Research projects like PIConGPU and Alpaka demonstrate this challenge perfectly. These projects require testing across multiple hardware configurations and extensive parameter combinations that exceed GitHub’s free tier capabilities, yet benefit from GitHub’s collaborative ecosystem for open-source development.

Considerations

  • Resource limitations on GitHub: Free GitHub Actions have monthly limits and lack access to specialized hardware like GPUs or alternative CPU architectures required for performance-portable research software
  • Available local infrastructure: Your organization may have GitLab CI/CD runners with specialized hardware including multiple CPU architectures (ARM, Power, AMD, Intel), GPUs (NVIDIA, AMD), HPC systems, or different operating systems (macOS, Windows)
  • Fork contribution workflow: Contributors often work from forks, which complicates direct integration with external CI systems, especially important for open-source research projects with distributed contributors
  • GitLab Premium limitations: GitLab’s native GitHub integration requires Premium edition and has limitations with fork pull requests, making it unsuitable for many research organizations
  • Security considerations: External contributors need access to CI results without compromising internal infrastructure security
  • Webhook reliability: Ensuring consistent communication between GitHub events and GitLab CI execution
  • Status reporting complexity: Maintaining clear CI status visibility on GitHub while running on external infrastructure

Solutions

Repository Mirroring Infrastructure

  • Implement GitLab native project mirroring: Configure GitLab to automatically synchronize your GitHub repository to a local GitLab instance. See GitLab repository mirroring documentation for setup instructions. Initially mirror only local branches to maintain security and avoid unnecessary synchronization of all external forks. Note that GitLab’s native mirroring requires push access to the source repository, which means you need either a deploy key or personal access token with write permissions to the GitHub repository.

  • Configure selective branch mirroring: Set up mirroring rules that focus on main development branches and exclude temporary or experimental branches to reduce synchronization overhead. Configure branch filters using GitLab’s mirroring options.

  • Set up mirror monitoring: Implement monitoring to ensure mirroring remains active and responsive, with automated alerts for synchronization failures.

Fork Integration System

  • Deploy automated fork mirroring bot: Create a webhook-driven bot that monitors GitHub pull request events from forks and automatically creates corresponding branches in the GitLab mirror. Use GitHub webhooks documentation and GitLab API for branch creation. Use systematic naming conventions such as username-repo-feature-branch to maintain organization and traceability.

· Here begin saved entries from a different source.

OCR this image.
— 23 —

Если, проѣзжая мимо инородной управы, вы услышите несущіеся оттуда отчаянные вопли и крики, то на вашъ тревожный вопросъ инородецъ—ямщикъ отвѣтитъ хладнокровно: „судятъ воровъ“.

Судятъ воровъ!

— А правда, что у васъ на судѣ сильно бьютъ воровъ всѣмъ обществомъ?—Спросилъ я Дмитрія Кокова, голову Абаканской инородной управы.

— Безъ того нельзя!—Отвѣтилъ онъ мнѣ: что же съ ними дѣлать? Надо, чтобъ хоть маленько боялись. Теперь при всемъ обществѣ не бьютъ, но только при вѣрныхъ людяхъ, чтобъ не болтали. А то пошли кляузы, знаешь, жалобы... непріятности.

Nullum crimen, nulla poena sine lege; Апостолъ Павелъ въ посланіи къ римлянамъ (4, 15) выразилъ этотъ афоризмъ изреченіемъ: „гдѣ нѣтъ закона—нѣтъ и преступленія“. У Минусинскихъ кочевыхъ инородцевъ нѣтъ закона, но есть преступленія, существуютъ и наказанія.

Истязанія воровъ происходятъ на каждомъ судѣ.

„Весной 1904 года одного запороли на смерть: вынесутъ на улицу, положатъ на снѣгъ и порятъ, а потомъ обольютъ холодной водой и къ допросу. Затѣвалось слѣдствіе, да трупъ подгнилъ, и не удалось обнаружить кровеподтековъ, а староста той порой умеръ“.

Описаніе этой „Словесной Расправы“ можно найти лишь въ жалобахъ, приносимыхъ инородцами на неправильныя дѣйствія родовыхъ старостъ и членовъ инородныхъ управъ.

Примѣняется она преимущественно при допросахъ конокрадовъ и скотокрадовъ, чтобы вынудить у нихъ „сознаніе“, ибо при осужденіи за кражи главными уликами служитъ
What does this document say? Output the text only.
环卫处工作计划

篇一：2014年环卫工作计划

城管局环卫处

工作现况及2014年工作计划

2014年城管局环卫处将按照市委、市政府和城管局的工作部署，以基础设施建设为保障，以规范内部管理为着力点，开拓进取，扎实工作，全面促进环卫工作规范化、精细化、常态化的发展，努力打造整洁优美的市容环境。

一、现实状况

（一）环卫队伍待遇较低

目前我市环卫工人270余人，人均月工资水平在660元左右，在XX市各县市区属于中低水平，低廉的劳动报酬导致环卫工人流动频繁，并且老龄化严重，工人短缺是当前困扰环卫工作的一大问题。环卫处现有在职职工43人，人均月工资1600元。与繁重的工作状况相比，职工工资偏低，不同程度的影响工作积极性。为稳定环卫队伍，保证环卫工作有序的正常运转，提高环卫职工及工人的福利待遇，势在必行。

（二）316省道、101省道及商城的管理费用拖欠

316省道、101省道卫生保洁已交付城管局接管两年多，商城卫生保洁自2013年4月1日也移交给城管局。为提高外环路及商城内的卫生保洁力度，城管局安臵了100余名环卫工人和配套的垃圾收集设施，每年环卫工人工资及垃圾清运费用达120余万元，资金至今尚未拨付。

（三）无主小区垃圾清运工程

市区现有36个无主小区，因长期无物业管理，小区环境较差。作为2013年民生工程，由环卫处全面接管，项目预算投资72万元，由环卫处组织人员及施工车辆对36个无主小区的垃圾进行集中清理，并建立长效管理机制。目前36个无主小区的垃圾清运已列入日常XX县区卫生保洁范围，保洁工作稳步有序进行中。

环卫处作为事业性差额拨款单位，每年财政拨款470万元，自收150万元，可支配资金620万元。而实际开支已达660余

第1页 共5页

  • Implement webhook security: Configure webhook signatures and validation to ensure only legitimate GitHub events trigger mirroring operations, preventing unauthorized access to your internal GitLab infrastructure. Follow GitHub webhook security best practices.

  • Handle fork branch lifecycle: Implement automated cleanup of mirrored fork branches when corresponding pull requests are closed or merged, maintaining repository hygiene.

CI Status Integration

  • Configure bidirectional status reporting: Implement a system that sends GitLab pipeline status back to GitHub using commit hashes for identification. Use GitHub’s commit status API to report build statuses from external CI systems and GitLab CI/CD pipeline events. See also GitLab’s GitHub integration guide for comprehensive setup instructions. This ensures pull request status checks are properly updated regardless of the execution platform. Use consistent naming patterns for external status checks, such as “gitlab-ci/pipeline-name” or “gitlab-ci/job-name”, to avoid conflicts with other CI systems and maintain clear identification of status sources.

  • Set up detailed status descriptions: Provide clear, descriptive status messages that indicate the testing platform, job types, and specific failure reasons to help developers understand CI results.

  • Implement status aggregation: For complex pipelines with multiple stages, aggregate status information to provide clear pass/fail indicators while maintaining access to detailed logs.

Access Management and Security

  • Establish guest access procedures: Create documented procedures for external contributors to access GitLab CI logs and results, including temporary guest access workflows that maintain security boundaries. Note that this is primarily relevant for non-public GitLab projects where CI logs are not publicly accessible. Practical implementation:
    1. Create a standard request template for CI log access (include GitHub username, PR number, specific job logs needed)
    2. Set up a dedicated GitLab group for external contributors with guest permissions
    3. Use GitLab’s temporary project access with expiration dates (e.g., 7 days)
    4. Automate access removal using GitLab’s API or scheduled cleanup scripts
    5. Document the process in your project’s CONTRIBUTING.md file Configure using GitLab project members management and guest permissions for setting up access control.
  • Configure permission mapping: Establish clear mapping between GitHub repository permissions and GitLab project access levels to ensure appropriate access control. Practical implementation:
    1. Document permission equivalencies:
      • GitHub repository admins → GitLab project maintainers (can manage runners, settings)
      • GitHub write access → GitLab developer role (can trigger pipelines, view logs)
      • GitHub read access → GitLab reporter role (can view pipeline results only)
    2. Create GitLab groups that mirror your GitHub team structure
    3. Use GitLab’s SAML/LDAP integration if available for automated synchronization
    4. Implement regular access reviews (monthly/quarterly) to ensure permissions stay synchronized
    5. Use GitLab’s audit events to track permission changes Document these mappings and implement them consistently using GitLab’s role-based permissions.
  • Implement audit logging: Maintain comprehensive logs of all cross-platform CI activities for security monitoring and troubleshooting. Configure logging for:
    • Webhook processing events and failures
    • Mirror synchronization activities
    • User access grants and revocations
    • Pipeline trigger events from GitHub Use GitLab’s audit events and implement custom logging for webhook processing activities.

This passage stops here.